The letter points out that achieving the country’s digital economy goals will require substantial investment and policy backing.
ITAB is pushing for financial support equivalent to other sectors included in the ESP to ensure that the IT industry can contribute meaningfully to economic growth and job creation.
The ITAB’s proposal to MOICE highlights the need for key initiatives such as the establishment of innovation hubs, data centres, AI factories, and business process outsourcing facilities to foster growth in the sector.
It has also called for strong support for the startup ecosystem and the development of homegrown software products capable of competing in global markets.
However, during the recent meet-the-press session, Finance Minister Lekey Dorji explained that the ESP focuses on sectors like agriculture, cottage industries, and medium-scale manufacturing. “The trading and service sector has not been included in the ESP, and since the IT sector falls under services, it is excluded.”
The finance minister said that Nu 10 billion from the 13th Plan capital outlay has been allocated to GovTech Agency to promote digital governance and the digital economy. Another Nu 100 million is set aside for creative industries, such as film and music, and Nu 67.5 million for startup activities in the 2024-25 fiscal year.
ITAB President Phub Gyeltshen argued that while the GovTech funding is a positive step, the IT industry requires more comprehensive backing, such as equity and working capital.
“We are talking to the ministry about including the IT sector in the ESP. With the right resources and infrastructure from the government, we could contribute more to the country’s GDP,” he said.
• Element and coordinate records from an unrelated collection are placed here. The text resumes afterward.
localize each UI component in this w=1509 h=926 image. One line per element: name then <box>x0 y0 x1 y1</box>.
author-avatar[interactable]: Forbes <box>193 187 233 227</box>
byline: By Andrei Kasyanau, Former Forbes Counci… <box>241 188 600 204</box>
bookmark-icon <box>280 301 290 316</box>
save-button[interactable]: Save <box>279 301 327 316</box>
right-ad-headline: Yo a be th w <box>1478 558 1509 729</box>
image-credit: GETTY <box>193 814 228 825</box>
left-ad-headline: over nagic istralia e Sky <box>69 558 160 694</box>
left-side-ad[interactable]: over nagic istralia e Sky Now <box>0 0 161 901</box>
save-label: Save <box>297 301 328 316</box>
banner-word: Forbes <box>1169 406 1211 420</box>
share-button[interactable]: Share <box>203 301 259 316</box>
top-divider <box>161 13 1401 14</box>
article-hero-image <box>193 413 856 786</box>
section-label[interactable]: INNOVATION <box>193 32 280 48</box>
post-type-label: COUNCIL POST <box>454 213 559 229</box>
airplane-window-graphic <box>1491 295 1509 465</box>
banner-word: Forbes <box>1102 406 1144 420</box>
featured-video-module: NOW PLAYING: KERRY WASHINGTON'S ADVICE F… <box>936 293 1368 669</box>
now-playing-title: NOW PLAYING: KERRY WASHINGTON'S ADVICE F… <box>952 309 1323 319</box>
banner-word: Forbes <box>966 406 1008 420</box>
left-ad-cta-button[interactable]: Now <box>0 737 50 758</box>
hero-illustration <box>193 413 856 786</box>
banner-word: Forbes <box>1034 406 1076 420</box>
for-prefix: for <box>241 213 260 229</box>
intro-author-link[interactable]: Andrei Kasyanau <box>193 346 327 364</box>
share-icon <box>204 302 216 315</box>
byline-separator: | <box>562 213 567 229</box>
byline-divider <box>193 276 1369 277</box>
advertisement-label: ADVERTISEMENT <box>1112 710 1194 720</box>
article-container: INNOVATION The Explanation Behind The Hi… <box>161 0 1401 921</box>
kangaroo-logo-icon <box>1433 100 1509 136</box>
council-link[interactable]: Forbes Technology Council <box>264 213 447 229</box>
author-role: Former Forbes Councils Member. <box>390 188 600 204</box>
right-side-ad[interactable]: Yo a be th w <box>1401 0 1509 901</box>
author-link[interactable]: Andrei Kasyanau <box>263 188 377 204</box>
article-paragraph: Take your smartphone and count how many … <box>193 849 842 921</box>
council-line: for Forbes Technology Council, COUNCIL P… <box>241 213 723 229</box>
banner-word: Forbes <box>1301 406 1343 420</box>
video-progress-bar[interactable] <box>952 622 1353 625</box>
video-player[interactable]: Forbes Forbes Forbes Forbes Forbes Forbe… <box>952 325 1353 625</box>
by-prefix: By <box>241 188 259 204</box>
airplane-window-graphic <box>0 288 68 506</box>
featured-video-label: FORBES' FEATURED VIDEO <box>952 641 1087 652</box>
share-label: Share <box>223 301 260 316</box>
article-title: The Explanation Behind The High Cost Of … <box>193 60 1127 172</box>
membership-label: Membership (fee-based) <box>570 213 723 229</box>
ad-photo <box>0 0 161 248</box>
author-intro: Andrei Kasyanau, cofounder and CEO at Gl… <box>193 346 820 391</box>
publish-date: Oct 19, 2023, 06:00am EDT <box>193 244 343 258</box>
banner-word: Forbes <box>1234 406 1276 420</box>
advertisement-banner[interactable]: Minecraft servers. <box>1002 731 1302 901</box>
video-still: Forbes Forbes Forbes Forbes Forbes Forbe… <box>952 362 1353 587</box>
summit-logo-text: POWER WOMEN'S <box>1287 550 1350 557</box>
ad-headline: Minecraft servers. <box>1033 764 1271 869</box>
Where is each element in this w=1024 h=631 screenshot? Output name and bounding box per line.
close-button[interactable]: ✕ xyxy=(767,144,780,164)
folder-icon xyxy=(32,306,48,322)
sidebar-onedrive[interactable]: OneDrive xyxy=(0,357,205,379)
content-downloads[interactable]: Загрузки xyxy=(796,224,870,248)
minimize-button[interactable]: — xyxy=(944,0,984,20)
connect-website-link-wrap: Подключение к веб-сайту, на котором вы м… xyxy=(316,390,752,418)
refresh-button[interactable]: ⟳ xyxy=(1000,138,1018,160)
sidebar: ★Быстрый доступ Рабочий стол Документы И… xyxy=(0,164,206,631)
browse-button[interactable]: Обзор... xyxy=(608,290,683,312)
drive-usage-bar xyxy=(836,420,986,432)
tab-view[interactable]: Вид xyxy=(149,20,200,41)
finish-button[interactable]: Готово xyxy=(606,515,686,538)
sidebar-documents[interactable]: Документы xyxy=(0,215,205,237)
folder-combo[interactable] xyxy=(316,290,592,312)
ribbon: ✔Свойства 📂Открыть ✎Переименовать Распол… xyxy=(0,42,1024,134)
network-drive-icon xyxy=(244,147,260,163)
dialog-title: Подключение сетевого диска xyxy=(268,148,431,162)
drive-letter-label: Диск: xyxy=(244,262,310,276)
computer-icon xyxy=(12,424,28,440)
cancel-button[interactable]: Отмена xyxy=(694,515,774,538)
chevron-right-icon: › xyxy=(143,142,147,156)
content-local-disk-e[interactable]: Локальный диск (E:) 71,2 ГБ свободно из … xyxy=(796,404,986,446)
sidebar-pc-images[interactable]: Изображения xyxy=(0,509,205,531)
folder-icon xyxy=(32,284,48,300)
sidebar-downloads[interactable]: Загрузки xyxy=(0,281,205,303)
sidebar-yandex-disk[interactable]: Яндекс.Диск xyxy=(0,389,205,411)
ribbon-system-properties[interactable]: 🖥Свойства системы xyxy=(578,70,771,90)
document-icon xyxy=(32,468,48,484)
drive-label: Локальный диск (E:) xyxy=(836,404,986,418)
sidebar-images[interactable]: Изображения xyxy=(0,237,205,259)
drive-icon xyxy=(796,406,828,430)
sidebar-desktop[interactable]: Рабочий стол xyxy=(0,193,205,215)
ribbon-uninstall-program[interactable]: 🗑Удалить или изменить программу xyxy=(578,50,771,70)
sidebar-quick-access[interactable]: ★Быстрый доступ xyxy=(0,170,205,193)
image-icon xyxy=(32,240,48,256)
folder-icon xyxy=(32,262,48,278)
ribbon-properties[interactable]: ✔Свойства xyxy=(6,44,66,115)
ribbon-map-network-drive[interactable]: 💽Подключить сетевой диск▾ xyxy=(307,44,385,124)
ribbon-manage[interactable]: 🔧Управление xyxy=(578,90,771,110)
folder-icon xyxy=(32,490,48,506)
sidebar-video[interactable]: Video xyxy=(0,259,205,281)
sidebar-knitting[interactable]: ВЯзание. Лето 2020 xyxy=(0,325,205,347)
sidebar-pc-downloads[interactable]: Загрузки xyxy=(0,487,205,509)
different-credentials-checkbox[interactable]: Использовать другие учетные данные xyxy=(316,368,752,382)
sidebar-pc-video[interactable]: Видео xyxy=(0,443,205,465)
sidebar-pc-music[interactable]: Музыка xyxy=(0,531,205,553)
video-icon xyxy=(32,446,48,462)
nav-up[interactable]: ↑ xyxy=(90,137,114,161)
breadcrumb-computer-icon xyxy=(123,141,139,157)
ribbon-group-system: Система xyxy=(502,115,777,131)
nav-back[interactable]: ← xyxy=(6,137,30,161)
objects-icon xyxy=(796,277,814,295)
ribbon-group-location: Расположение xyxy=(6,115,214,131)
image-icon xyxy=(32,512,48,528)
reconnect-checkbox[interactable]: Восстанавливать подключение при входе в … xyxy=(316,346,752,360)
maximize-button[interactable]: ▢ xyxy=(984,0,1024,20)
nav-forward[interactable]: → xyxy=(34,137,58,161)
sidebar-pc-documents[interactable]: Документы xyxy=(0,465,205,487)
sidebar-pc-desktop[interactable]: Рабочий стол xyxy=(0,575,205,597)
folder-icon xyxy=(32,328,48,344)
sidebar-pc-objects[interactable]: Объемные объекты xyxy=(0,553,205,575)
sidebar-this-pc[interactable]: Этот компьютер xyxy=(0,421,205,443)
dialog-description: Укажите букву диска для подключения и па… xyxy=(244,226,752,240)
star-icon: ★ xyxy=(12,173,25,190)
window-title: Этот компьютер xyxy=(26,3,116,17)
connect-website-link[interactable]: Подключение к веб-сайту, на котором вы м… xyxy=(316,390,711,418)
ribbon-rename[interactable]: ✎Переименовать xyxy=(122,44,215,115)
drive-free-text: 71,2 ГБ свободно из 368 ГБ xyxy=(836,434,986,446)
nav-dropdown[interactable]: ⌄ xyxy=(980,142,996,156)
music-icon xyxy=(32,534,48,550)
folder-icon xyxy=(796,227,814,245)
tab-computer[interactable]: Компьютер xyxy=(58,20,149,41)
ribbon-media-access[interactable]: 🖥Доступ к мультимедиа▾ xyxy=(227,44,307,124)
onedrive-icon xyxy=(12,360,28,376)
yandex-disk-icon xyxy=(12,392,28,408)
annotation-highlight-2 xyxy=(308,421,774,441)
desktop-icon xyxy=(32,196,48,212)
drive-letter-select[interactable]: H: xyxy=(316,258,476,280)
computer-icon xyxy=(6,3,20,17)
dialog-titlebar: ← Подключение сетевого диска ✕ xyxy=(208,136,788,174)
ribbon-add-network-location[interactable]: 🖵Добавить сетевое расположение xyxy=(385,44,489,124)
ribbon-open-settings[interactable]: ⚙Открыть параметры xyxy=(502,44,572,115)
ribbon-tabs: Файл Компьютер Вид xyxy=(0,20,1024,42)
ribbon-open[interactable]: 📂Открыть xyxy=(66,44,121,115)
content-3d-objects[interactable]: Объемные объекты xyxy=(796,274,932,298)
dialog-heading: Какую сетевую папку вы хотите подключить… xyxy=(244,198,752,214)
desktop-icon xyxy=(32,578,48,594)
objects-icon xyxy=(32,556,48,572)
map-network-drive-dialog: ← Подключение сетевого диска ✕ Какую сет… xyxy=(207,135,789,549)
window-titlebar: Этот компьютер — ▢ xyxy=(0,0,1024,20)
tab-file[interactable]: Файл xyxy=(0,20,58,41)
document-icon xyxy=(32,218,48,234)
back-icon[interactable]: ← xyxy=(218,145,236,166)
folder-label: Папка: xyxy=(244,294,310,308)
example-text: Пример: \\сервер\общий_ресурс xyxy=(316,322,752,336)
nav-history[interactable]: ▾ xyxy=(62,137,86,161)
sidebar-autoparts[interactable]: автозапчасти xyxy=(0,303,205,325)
The government has set ambitious goals for Bhutan’s digital economy in the 13th Plan, targeting USD 300 million in GDP contribution by 2029 and USD 600 million by 2034. The plan also aims to generate 1,000 jobs annually, starting 2024.
A private IT company owner said that in the past, each ministry had its own plans for the IT sector, which created opportunities for private firms. However, now the process has been centralised under GovTech.
“The budget allocated to GovTech over the next five years does not directly benefit the private sector. We can only access projects through open bidding, but sometimes these are awarded to DHI as a continuation of previous projects,” he said.
He also said that while tender projects can offer valuable opportunities, the payment terms are not immediate, which creates financial challenges for businesses. “This is when the support from the ESP can be crucial for private sector companies.”
A GovTech official said that the GovTech has always been open and welcoming to the IT industry, fostering collaboration to globalise the sector. “The possibility for support is always there provided commitment and effort is matched by the industry too.”
With the growing focus on digital transformation, the GovTech official expressed confidence in strong private sector investment. “Businesses must not only produce high-quality products but also ensure global standards and aim for international expansion.”
The Bhutan Digital Transformation Programme, a key component of the 13th Plan, aims to transform the country into a high-income Gross National Happiness economy by enhancing digital governance, economy, and society.
Out of the Nu 10 billion allocated for the initiative, Nu 5.15 billion will go to digital governance, Nu 1.69 billion to the digital economy, Nu 610.6 million to digital society, and Nu 2.45 billion for supporting enablers.
The programme also plans to train over 400,000 citizens in digital literacy, covering safe use of online platforms like AI, social media, and online banking.